When the trade magazine for an industry closes, it’s a sure sign that things aren’t looking good for said industry. When the trade magazine for an industry that includes magazines closes… well, you tell me what that means. Nothing good, that’s for sure.
The Press Gazette has been bumping along, barely getting by, for a while now so while today’s announcement is somewhat of a shock it can’t be said to be a surprise.
The publication will be mourned by those in the media and rightly so. Not too long ago it was still essential reading. Even when it switched from a weekly to a monthly and got by on reduced staff it was still worth reading, if only as a place where you could get a reasonably comprehensive roundup of national, local and regional and it still provided food for thought.
But the writing has been on the wall for a while, as illustrated nicely by Dave Lee’s anecdotal post. It was still important reading but not vital reading. It was useful but the website wasn’t a daily must-read.
If anything its demise acts as a pretty good barometer and illustration of the industry itself. It was struggling with declining revenues, cutting costs, struggling with whether it was a print or online publication and, most importantly of all, struggling to stay relevant in an online world. It was just about managing this, but having mediaguardian.co.uk as a competitor didn’t help.
More worrying is what this means – and says – about the media itself. We’ve already seen other big name publications, most notably Maxim, disappear from our shelves.
And while we’re not quite at the levels of the US where several big names have gone, local press is seriously struggling to keep going here. Plenty of people I’ve trained with, worked with or have got to know have been made redundant or have been asked to work shorter hours. The prognosis is not good.
Roy Greenslade asks if anybody will be willing to save the Press Gazette. But we’ve been here before and the publication has just lurched from one owner to another, struggling to stay alive all the time.
And this is, let’s not forget, a media industry that, for whatever reason, cannot make a magazine about media aimed squarely at them work .

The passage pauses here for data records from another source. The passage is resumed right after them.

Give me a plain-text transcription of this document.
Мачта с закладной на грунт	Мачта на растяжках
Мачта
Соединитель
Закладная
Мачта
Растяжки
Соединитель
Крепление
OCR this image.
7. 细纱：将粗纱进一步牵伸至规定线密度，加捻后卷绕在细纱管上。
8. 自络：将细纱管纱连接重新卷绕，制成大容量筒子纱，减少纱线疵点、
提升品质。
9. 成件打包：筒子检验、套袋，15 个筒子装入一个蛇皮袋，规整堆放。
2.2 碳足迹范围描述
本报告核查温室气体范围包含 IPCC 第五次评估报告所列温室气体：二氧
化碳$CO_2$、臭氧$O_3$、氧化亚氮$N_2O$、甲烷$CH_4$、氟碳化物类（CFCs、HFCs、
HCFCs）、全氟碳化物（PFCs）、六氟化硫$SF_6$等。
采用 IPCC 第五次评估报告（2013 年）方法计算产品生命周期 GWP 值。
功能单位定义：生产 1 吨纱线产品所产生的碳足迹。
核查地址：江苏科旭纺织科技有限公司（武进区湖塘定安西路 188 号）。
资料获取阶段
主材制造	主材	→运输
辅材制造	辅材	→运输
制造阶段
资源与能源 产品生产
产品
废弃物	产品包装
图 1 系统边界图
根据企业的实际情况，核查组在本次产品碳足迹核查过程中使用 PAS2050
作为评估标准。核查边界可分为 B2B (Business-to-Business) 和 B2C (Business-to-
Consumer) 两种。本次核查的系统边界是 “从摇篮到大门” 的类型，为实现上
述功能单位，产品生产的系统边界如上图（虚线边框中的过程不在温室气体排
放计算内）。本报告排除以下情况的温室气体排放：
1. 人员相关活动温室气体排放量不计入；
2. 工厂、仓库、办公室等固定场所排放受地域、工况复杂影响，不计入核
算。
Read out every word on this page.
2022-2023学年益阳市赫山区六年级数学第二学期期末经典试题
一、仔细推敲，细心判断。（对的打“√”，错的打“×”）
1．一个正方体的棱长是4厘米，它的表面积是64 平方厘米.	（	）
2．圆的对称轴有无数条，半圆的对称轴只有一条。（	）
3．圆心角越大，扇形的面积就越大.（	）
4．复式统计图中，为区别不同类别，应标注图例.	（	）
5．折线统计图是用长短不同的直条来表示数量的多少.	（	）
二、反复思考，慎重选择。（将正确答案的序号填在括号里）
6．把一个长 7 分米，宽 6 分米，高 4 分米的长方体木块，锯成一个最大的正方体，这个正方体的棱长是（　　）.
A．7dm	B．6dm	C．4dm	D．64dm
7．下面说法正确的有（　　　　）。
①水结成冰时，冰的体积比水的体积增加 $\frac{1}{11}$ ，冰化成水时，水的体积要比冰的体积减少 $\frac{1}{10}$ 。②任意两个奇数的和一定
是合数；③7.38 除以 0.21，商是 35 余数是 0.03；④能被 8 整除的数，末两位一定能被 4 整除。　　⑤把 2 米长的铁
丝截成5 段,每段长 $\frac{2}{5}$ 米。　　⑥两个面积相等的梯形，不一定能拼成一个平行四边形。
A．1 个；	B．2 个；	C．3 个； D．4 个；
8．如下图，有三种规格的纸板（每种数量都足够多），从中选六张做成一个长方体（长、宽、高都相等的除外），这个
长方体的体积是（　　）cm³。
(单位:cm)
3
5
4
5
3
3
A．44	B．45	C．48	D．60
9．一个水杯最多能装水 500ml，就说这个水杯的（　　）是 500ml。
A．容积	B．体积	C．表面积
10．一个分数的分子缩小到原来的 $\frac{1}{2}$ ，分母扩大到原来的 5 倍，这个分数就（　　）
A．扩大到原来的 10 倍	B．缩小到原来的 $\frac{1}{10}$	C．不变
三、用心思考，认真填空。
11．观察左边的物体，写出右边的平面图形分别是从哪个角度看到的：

The industry will be much the poorer without the Press Gazette, especially as it seems their online offering won’t actually offer any proper journalism after the start of May (which kind of defeats the point in keeping it going). Hopefully somebody will give it the proper send off, the celebration of its life that it deserves.
It’s going to be a long hard year for the media, sadly. I still maintain that the cycle will come back round at some point (whenever that may be) and the industry will pick up.
But quite what the industry will look like at that stage is anybody’s guess. That the business model has to change is beyond doubt, but if anybody had a clue on how best to change it, it would have happened long before now.
 Although this is a slightly simplistic way of looking at it and the various owners can be said to play at part in this.